In diesem Moment griff der Mann jedoch nach meinem Arm und hielt ihn fest. „Dass ich deine Motivation nachvollziehen kann heißt aber nicht, dass ich es gutheiße. Du solltest nicht Trübsal blasen, wenn alle anderen feiern.“
Hatte er tatsächlich künstliche Krallen an seinen Händen? Wirklich beeindruckend. Sein Kostüm war wirklich aufwändig.
„Was willst du?“ Ich versuchte mich erfolglos loszureißen.
„Beruhige dich, meine Schöne. Lass uns einfach ein wenig unterhalten. Ich möchte wissen, was mit dir los ist.“
„Weshalb sollte ich mich einem Fremden anvertrauen? Ich kenne dich gar nicht – vermute ich zumindest. Nimm zumindest deine Maske ab, dann unterhält es sich leichter.“
„Bist du sicher?“, fragte er lauernd. „Ist es nicht viel einfacher, sich einem mysteriösen Fremden anzuvertrauen? Ich schwöre dir, es bleibt unter uns.“
Energisch schüttelte ich den Kopf. „Nein.“
Ein leichtes Lachen war zu hören, welches sich durch die Verzerrung der Maske unwirklich anhörte. „Nun gut. Dann mein Vorschlag – ich spendiere dir etwas an der Bar – was immer du willst – und wir tanzen eine Runde. Mein Preis dafür, dass du dich nicht anvertrauen möchtest.“
Mit jemanden zu kommunizieren, der sich so versteckte, wurde zunehmend unheimlicher. Allerdings hatte ich das sichere Gefühl, dass er es absolut ernst meinte.

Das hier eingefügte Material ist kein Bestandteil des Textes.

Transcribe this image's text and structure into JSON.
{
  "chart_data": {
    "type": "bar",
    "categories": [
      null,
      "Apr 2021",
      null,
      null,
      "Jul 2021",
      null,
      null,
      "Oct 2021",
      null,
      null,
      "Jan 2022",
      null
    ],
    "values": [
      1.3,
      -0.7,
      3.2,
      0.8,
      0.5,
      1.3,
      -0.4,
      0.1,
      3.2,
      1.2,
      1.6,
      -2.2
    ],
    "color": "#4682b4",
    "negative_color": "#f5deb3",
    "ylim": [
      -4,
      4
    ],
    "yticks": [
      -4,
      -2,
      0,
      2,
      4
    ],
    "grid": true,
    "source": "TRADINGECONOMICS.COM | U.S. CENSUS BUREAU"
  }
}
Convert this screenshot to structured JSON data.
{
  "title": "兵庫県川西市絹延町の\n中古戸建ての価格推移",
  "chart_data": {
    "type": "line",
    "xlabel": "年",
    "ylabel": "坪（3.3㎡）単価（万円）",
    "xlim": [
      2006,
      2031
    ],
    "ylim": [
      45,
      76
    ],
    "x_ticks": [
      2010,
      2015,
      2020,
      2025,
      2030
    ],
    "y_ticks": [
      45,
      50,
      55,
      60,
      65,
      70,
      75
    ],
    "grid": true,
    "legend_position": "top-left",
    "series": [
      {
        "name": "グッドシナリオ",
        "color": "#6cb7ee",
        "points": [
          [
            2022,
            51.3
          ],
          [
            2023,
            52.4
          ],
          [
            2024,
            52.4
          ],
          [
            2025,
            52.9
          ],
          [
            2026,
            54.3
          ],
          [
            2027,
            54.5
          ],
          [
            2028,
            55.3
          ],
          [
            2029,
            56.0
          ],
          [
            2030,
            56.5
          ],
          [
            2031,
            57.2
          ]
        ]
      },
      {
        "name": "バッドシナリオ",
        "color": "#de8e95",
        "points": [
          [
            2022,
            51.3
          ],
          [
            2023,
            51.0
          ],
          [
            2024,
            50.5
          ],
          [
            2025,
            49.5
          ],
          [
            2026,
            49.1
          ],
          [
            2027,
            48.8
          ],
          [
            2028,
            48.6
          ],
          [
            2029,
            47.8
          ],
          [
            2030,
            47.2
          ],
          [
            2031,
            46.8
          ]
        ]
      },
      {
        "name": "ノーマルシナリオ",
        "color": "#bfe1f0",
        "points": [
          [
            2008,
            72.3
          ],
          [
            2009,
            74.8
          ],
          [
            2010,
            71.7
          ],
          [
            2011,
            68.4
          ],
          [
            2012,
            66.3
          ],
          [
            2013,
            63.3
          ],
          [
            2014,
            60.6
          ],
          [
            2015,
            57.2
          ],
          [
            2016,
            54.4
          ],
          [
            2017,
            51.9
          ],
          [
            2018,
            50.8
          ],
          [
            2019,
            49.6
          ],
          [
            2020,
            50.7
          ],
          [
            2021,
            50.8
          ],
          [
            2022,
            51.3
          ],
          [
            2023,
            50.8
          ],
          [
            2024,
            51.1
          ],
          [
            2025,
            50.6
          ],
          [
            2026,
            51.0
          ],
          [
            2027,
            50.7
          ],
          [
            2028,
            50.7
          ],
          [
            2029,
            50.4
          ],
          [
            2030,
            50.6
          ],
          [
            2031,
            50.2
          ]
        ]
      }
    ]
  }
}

Davon abgesehen, war dies hier auch spannend – mit einem Unbekannten eine Runde an der Bar und anschließend das Tanzbein schwingen, da klang verlockend.
„Warum nicht? Aber mehr ist nicht drin!“
„Wir werden sehen, ob du deine Meinung nicht änderst“, war seine belustigte Antwort, während er mir seine Armbeuge anbot. Das war schon wesentlich lieber als sein fester Griff und hatte etwas Galantes und Altmodisches. Nur zu gerne hakte ich in ihm ein und gemeinsam sparzierten wir zurück zu den anderen.
„Ich bin übrigens mit einer Gruppe hier, nicht dass du dich gleich wunderst“, erzählte er mir leichthin.
„Eine Gruppe? Also die Diener Luzifers persönlich. Und wie soll ich dich dann nennen? Dämon“, scherzte ich.
„Du kannst mich Devil nennen.“
Devil! Das fand er wohl besonders witzig.
„Wenn du dich so nennen willst, dann bin ich einfach die Witch“, konterte ich ein wenig ungehalten.
„Kein Problem, Witch.“
Wir waren bereits wieder oben bei der Türe angelangt und der Mann führte mich nach oben.
Tatsächlich. Einige Dämonen, die ihm sehr ähnlich sahen, waren zu sehnen. Sicher an die zehn, die sich munter unter die Gäste gemischt hatten.
„Ihr seid ja so vermummt, ihr könnte ja nicht einmal etwas trinken. Lange werdet ihr nicht durchhalten.“
„Mach dir darüber keine Sorgen“, antwortete er mit belustigter Stimme. „Nichts geschieht hier unüberlegt.“
Ich konnte es mir nicht verkneifen, all diese Teufel zu beobachteten, die eher den Eindruck machten, das Geschehen zu beobachten, als sich aktiv zu beteiligen. Sogar an Schwänze hatten sie gedacht, wenn diese natürlich nur schlapp nach unten hingen.
„Wie viele Teufel seid ihr denn eigentlich?“
„Dreizehn, natürlich. Und nun komm mit an die Bar.“ Er drehte den Kopf ein wenig schief und der Ausdruck seiner Augen war unmöglich zu deuten. Kurz hob er die freie Hand – die übrigens in weißen Stoffhandschuhen steckte - und strich mir kurz über die rechte Wange. „Was immer geschieht, hab keine Angst.“
Ehe ich auf diese seltsamen Worte reagieren konnte, hatte er mich auch schon zur Bar geschoben.